We asked Brad Donohue — a UNLV clinical psychologist who specializes in sports psychology and a former competitive boxer himself — to watch the series and offer his perspective on one of the series' recurring themes: The importance of mental wellness for athletes before ever competing, and its role in navigating the range of emotions they felt after their loss and the public fallout.
Donohue is the creator of The Optimum Performance Program in Sports (TOPPS), which blends traditional mental health services with sport culture and customized performance coaching — essentially meeting athletes where they are to develop ways to enhance both mental wellness and performance. Through a partnership with UNLV Athletics, the program conducted the first National Institutes of Health-funded mental health study involving college athletes. And the TOPPS mission is growing. Donohue and his students continue to work closely with partners across the region and internationally.
The documentary claims we live in a "winner-take-all society where losing is laughed off, dismissed, and shamed." What are your thoughts on society's view of loss and the pressures today's athletes feel to win?
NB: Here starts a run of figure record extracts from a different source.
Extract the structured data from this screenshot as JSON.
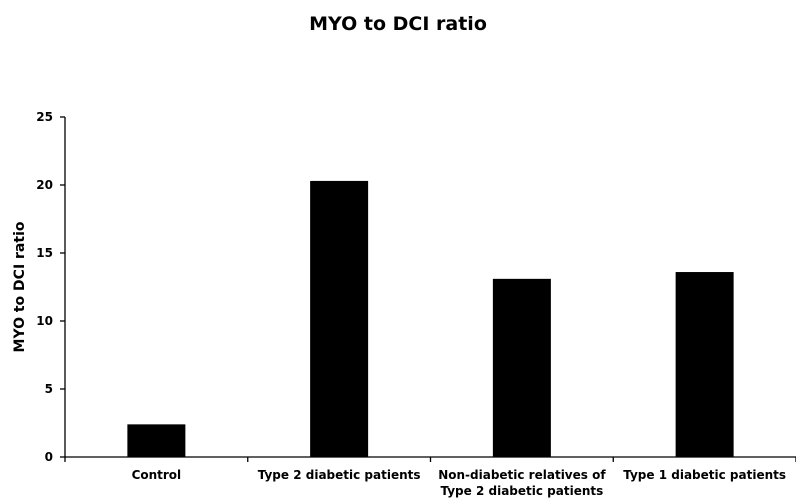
{
  "chart_data": {
    "type": "bar",
    "title": "MYO to DCI ratio",
    "xlabel": "",
    "ylabel": "MYO to DCI ratio",
    "categories": [
      [
        "Control"
      ],
      [
        "Type 2 diabetic patients"
      ],
      [
        "Non-diabetic relatives of",
        "Type 2 diabetic patients"
      ],
      [
        "Type 1 diabetic patients"
      ]
    ],
    "values": [
      2.4,
      20.3,
      13.1,
      13.6
    ],
    "ylim": [
      0,
      25
    ],
    "yticks": [
      0,
      5,
      10,
      15,
      20,
      25
    ],
    "bar_color": "#000000",
    "grid": false,
    "legend": "none"
  }
}
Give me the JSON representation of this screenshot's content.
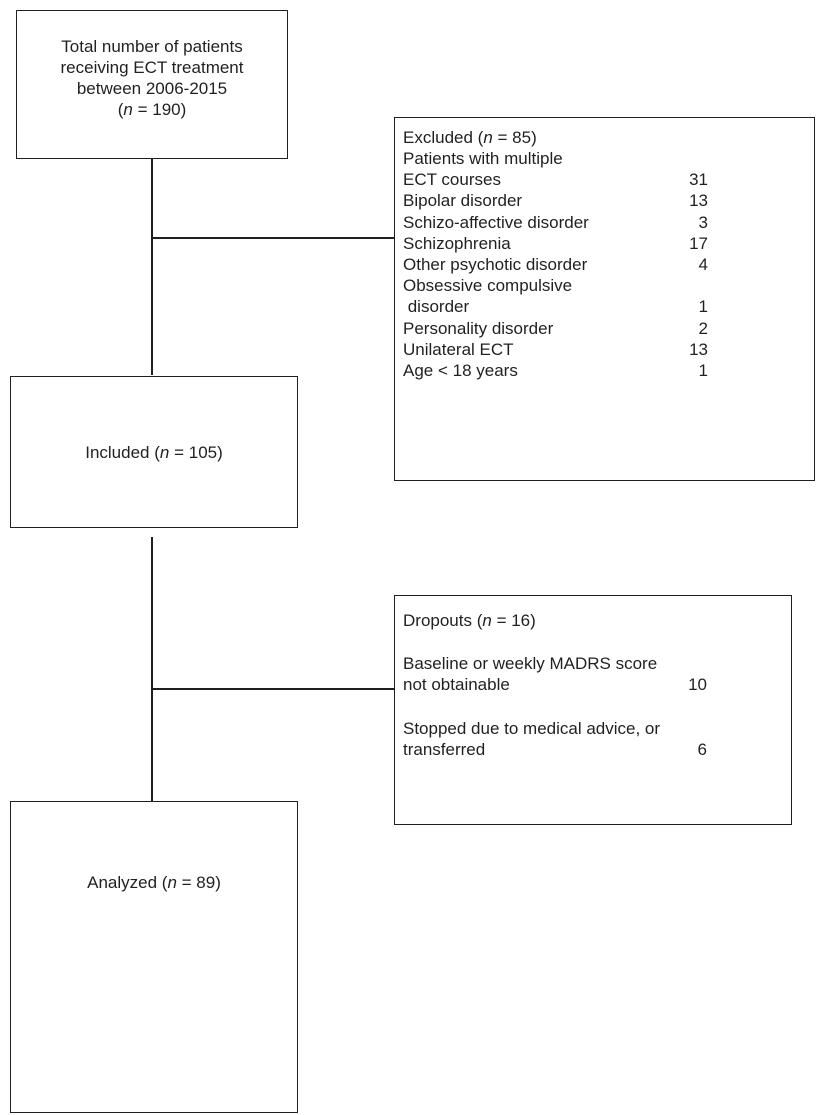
{
  "total_box": {
    "lines": [
      "Total number of patients",
      "receiving ECT treatment",
      "between 2006-2015"
    ],
    "n_prefix": "(",
    "n_var": "n",
    "n_suffix": " = 190)"
  },
  "excluded_box": {
    "title_prefix": "Excluded  (",
    "title_var": "n",
    "title_suffix": " = 85)",
    "items": [
      {
        "label": "Patients with multiple",
        "value": ""
      },
      {
        "label": "ECT courses",
        "value": "31"
      },
      {
        "label": "Bipolar disorder",
        "value": "13"
      },
      {
        "label": "Schizo-affective disorder",
        "value": "3"
      },
      {
        "label": "Schizophrenia",
        "value": "17"
      },
      {
        "label": "Other psychotic disorder",
        "value": "4"
      },
      {
        "label": "Obsessive compulsive",
        "value": ""
      },
      {
        "label": " disorder",
        "value": "1"
      },
      {
        "label": "Personality disorder",
        "value": "2"
      },
      {
        "label": "Unilateral ECT",
        "value": "13"
      },
      {
        "label": "Age < 18 years",
        "value": "1"
      }
    ]
  },
  "included_box": {
    "prefix": "Included (",
    "var": "n",
    "suffix": " = 105)"
  },
  "dropouts_box": {
    "title_prefix": "Dropouts (",
    "title_var": "n",
    "title_suffix": " = 16)",
    "reason1_line1": "Baseline or weekly MADRS score",
    "reason1_line2": "not obtainable",
    "reason1_value": "10",
    "reason2_line1": "Stopped due to medical advice, or",
    "reason2_line2": "transferred",
    "reason2_value": "6"
  },
  "analyzed_box": {
    "prefix": "Analyzed (",
    "var": "n",
    "suffix": " = 89)"
  }
}
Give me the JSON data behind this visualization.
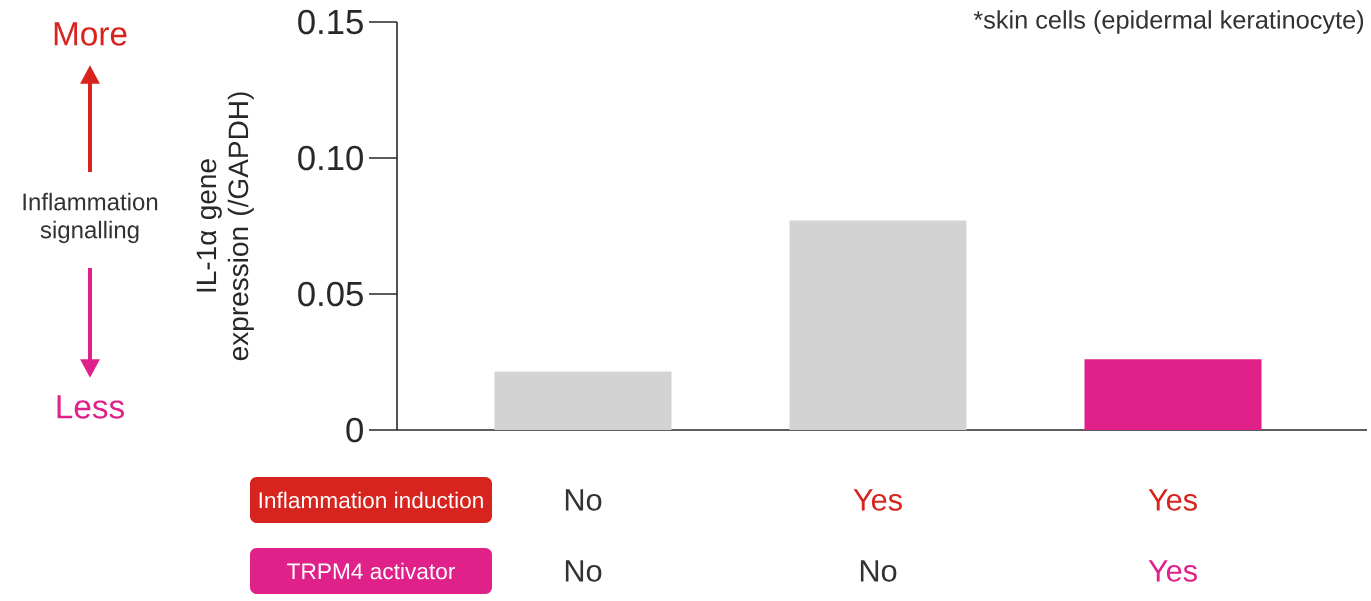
{
  "chart_data": {
    "type": "bar",
    "ylabel": "IL-1α gene expression (/GAPDH)",
    "categories": [
      null,
      null,
      null
    ],
    "values": [
      0.0215,
      0.077,
      0.026
    ],
    "colors": [
      "#d3d3d3",
      "#d3d3d3",
      "#e0218a"
    ],
    "ylim": [
      0,
      0.15
    ],
    "yticks": [
      0,
      0.05,
      {
        "value": 0.1,
        "label": "0.10"
      },
      0.15
    ],
    "annotations": [
      "*skin cells (epidermal keratinocyte)",
      "More",
      "Inflammation signalling",
      "Less",
      "Inflammation induction",
      "No",
      "Yes",
      "Yes",
      "TRPM4 activator",
      "No",
      "No",
      "Yes"
    ]
  }
}
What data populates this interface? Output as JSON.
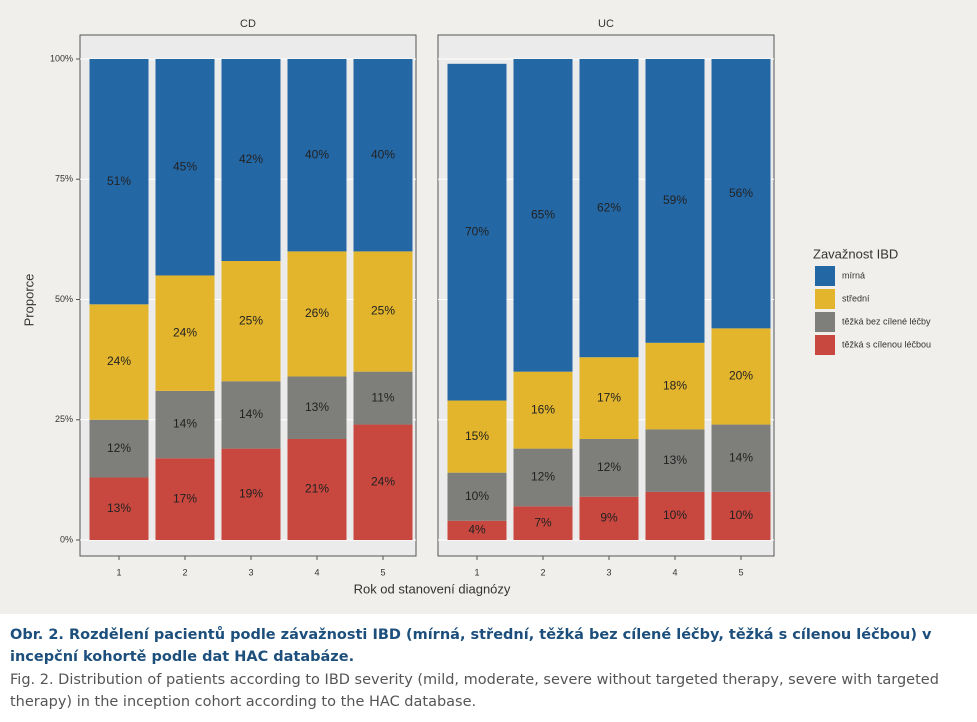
{
  "chart_data": [
    {
      "type": "bar",
      "stacked": true,
      "title": "CD",
      "categories": [
        "1",
        "2",
        "3",
        "4",
        "5"
      ],
      "ylim": [
        0,
        100
      ],
      "yticks": [
        {
          "value": 0,
          "label": "0%"
        },
        {
          "value": 25,
          "label": "25%"
        },
        {
          "value": 50,
          "label": "50%"
        },
        {
          "value": 75,
          "label": "75%"
        },
        {
          "value": 100,
          "label": "100%"
        }
      ],
      "grid": true,
      "series": [
        {
          "name": "mírná",
          "color": "#2467a5",
          "values": [
            51,
            45,
            42,
            40,
            40
          ],
          "value_labels": [
            "51%",
            "45%",
            "42%",
            "40%",
            "40%"
          ]
        },
        {
          "name": "střední",
          "color": "#e3b52d",
          "values": [
            24,
            24,
            25,
            26,
            25
          ],
          "value_labels": [
            "24%",
            "24%",
            "25%",
            "26%",
            "25%"
          ]
        },
        {
          "name": "těžká bez cílené léčby",
          "color": "#7e7e7b",
          "values": [
            12,
            14,
            14,
            13,
            11
          ],
          "value_labels": [
            "12%",
            "14%",
            "14%",
            "13%",
            "11%"
          ]
        },
        {
          "name": "těžká s cílenou léčbou",
          "color": "#c8473f",
          "values": [
            13,
            17,
            19,
            21,
            24
          ],
          "value_labels": [
            "13%",
            "17%",
            "19%",
            "21%",
            "24%"
          ]
        }
      ]
    },
    {
      "type": "bar",
      "stacked": true,
      "title": "UC",
      "categories": [
        "1",
        "2",
        "3",
        "4",
        "5"
      ],
      "ylim": [
        0,
        100
      ],
      "grid": true,
      "series": [
        {
          "name": "mírná",
          "color": "#2467a5",
          "values": [
            70,
            65,
            62,
            59,
            56
          ],
          "value_labels": [
            "70%",
            "65%",
            "62%",
            "59%",
            "56%"
          ]
        },
        {
          "name": "střední",
          "color": "#e3b52d",
          "values": [
            15,
            16,
            17,
            18,
            20
          ],
          "value_labels": [
            "15%",
            "16%",
            "17%",
            "18%",
            "20%"
          ]
        },
        {
          "name": "těžká bez cílené léčby",
          "color": "#7e7e7b",
          "values": [
            10,
            12,
            12,
            13,
            14
          ],
          "value_labels": [
            "10%",
            "12%",
            "12%",
            "13%",
            "14%"
          ]
        },
        {
          "name": "těžká s cílenou léčbou",
          "color": "#c8473f",
          "values": [
            4,
            7,
            9,
            10,
            10
          ],
          "value_labels": [
            "4%",
            "7%",
            "9%",
            "10%",
            "10%"
          ]
        }
      ]
    }
  ],
  "x_label": "Rok od stanovení diagnózy",
  "y_label": "Proporce",
  "legend_title": "Zavažnost IBD",
  "caption": {
    "cs": "Obr. 2. Rozdělení pacientů podle závažnosti IBD (mírná, střední, těžká bez cílené léčby, těžká s cílenou léčbou) v incepční kohortě podle dat HAC databáze.",
    "en": "Fig. 2. Distribution of patients according to IBD severity (mild, moderate, severe without targeted therapy, severe with targeted therapy) in the inception cohort according to the HAC database."
  }
}
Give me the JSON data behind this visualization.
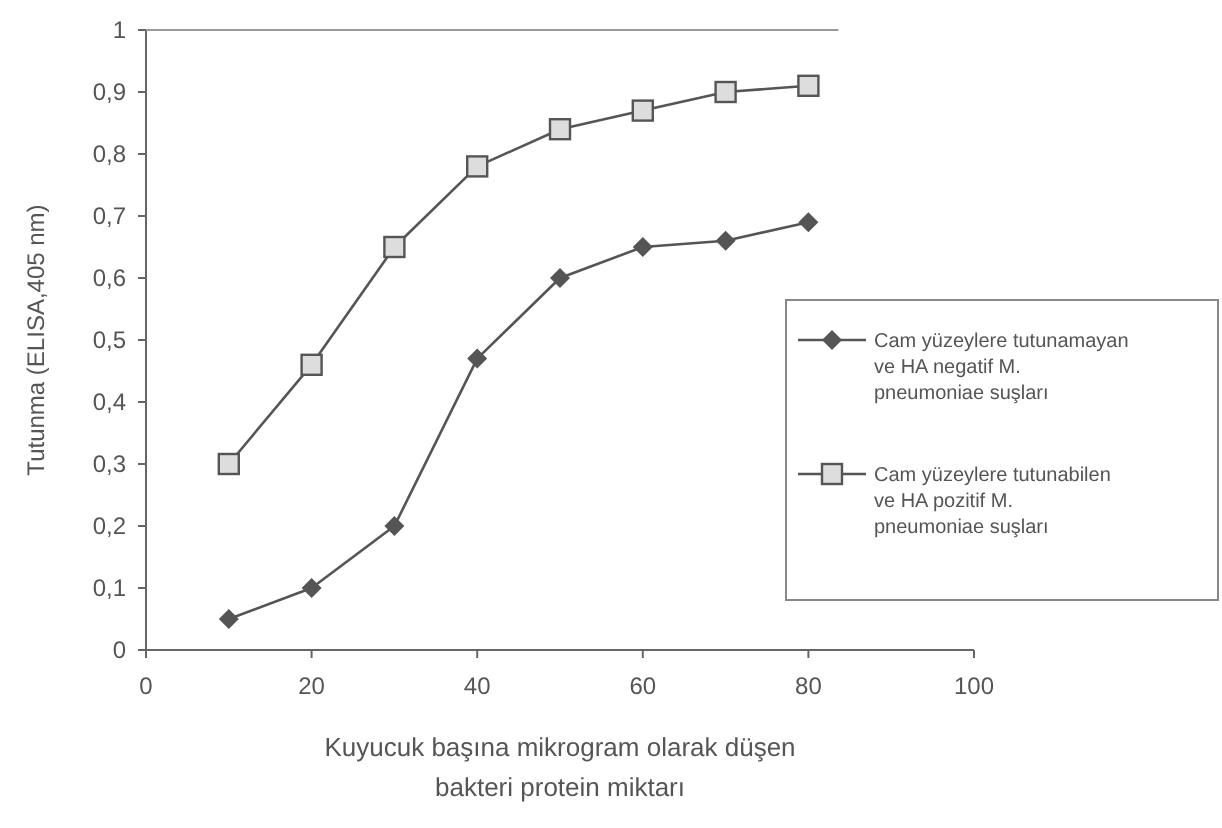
{
  "chart_data": {
    "type": "line",
    "xlabel": "Kuyucuk başına mikrogram olarak düşen bakteri protein miktarı",
    "ylabel": "Tutunma (ELISA,405 nm)",
    "x": [
      10,
      20,
      30,
      40,
      50,
      60,
      70,
      80
    ],
    "series": [
      {
        "name": "Cam yüzeylere tutunamayan ve HA negatif M. pneumoniae suşları",
        "color": "#555555",
        "marker": "diamond",
        "values": [
          0.05,
          0.1,
          0.2,
          0.47,
          0.6,
          0.65,
          0.66,
          0.69
        ]
      },
      {
        "name": "Cam yüzeylere tutunabilen ve HA pozitif M. pneumoniae suşları",
        "color": "#555555",
        "marker": "square",
        "values": [
          0.3,
          0.46,
          0.65,
          0.78,
          0.84,
          0.87,
          0.9,
          0.91
        ]
      }
    ],
    "xlim": [
      0,
      100
    ],
    "xticks": [
      0,
      20,
      40,
      60,
      80,
      100
    ],
    "ylim": [
      0,
      1
    ],
    "yticks": [
      0,
      {
        "value": 0.1,
        "label": "0,1"
      },
      {
        "value": 0.2,
        "label": "0,2"
      },
      {
        "value": 0.3,
        "label": "0,3"
      },
      {
        "value": 0.4,
        "label": "0,4"
      },
      {
        "value": 0.5,
        "label": "0,5"
      },
      {
        "value": 0.6,
        "label": "0,6"
      },
      {
        "value": 0.7,
        "label": "0,7"
      },
      {
        "value": 0.8,
        "label": "0,8"
      },
      {
        "value": 0.9,
        "label": "0,9"
      },
      1
    ],
    "grid": false,
    "legend": "right",
    "line_style": "solid"
  }
}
I think there is some truth to that statement: Negative public reactions to big athletic losses have been around since the beginning of sport. However, I think most of our society reacts to losing most of the time in a civil manner and wouldn't find laughing, dismissing, and shaming an athlete for losing as acceptable behavior.
The hurtful part of criticism now as compared to the past is perhaps that the internet and media have made it increasingly possible for fans to know more about athletes, so their criticism is often more personal. Kids are also entering sport much younger, when it's developmentally hard for them to manage criticism, and most athletes are now focusing on one sport in order to be competitive. Therefore, fewer options are available if they have a physical injury or become bored or frustrated with their sport. Having fewer options intensifies the sting of criticism.
Several "Losers" interviewees cite the importance of mental fortitude in helping them turn the agony of defeat into triumph. Why is mental wellness important for athletes?
One of the advantages of sport participation is that it speeds up the learning process in life by routinely creating pressure situations that provide opportunities to develop focused, objective thinking that has a positive bent. These are optimum thinking patterns that generalize from sport settings to real-world scenarios, like taking a math test in school or managing an upset co-worker. The intensity of sport also creates opportunities for athletes to develop behavioral skills, such as those required to build strong relationships with teammates. Again, these skills are likely to generalize to real-world settings.
Interestingly, life skills also have an impact on sport performance. For instance, a successful marriage usually improves focus in sport and problem-solving skills learned in a psychology class may assist a wide receiver in determining an optimal route. Emotions, thought patterns, and actions in general life and sport settings are intertwined. The task at hand changes across these settings, but the process needed for performance optimization is largely the same. In an optimization approach, like TOPPS, the objective is to establish optimal patterns of thinking and behaving using positive and inspiring methods without a focus on criticism. Indeed, criticism destroys creativity and effort.
Is it sometimes therapeutic to reflect on defeat?
Athletes can, and do, learn from their losses and mistakes. In most elite athletes, such as the ones in this brilliant documentary series, losses act to increase motivation and signal that something in their tool set has to be adjusted.
Learning after loss usually occurs when athletes are able to objectively focus on the process that could be improved while keeping in mind their positive efforts. In an optimization approach the athlete would be taught, whenever possible, not to think about the loss, or things associated with the it immediately after the event. Rather, the focus should be on things unrelated to the defeat immediately after the event or positive things that were performed in the loss.
One of the reasons for this is that memory, particularly during stressful or emotional situations, will be amplified for things that are judged to be important. If an athlete focuses on things that were done wrong when emotion or passion is high immediately after a loss, the attention to problem behavior makes it more likely that the mistakes could negatively affect future performance in similar situations — a phenomenon more commonly known as "choking." Teaching athletes to focus first on things done well, and subsequently things that could be done more optimally, puts attention and memory on the positives.
You're expanding the TOPPS program to athletes as young as grade-school age. Why?
In our previous studies, the family-based approach underlying TOPPS was shown to be effective with emerging adult collegiate athletes. However, in the general population it appears to be particularly effective in youth, and parents have been reported by youth to be their greatest influence in sport performance. Therefore, we think adolescent athletes will find TOPPS especially exciting and effective due to its emphasis on sport. We also believe TOPPS will expedite the learning curve that naturally happens in sport through its overarching goals, such as doing good deeds for others, focusing on positive thoughts, and school performance.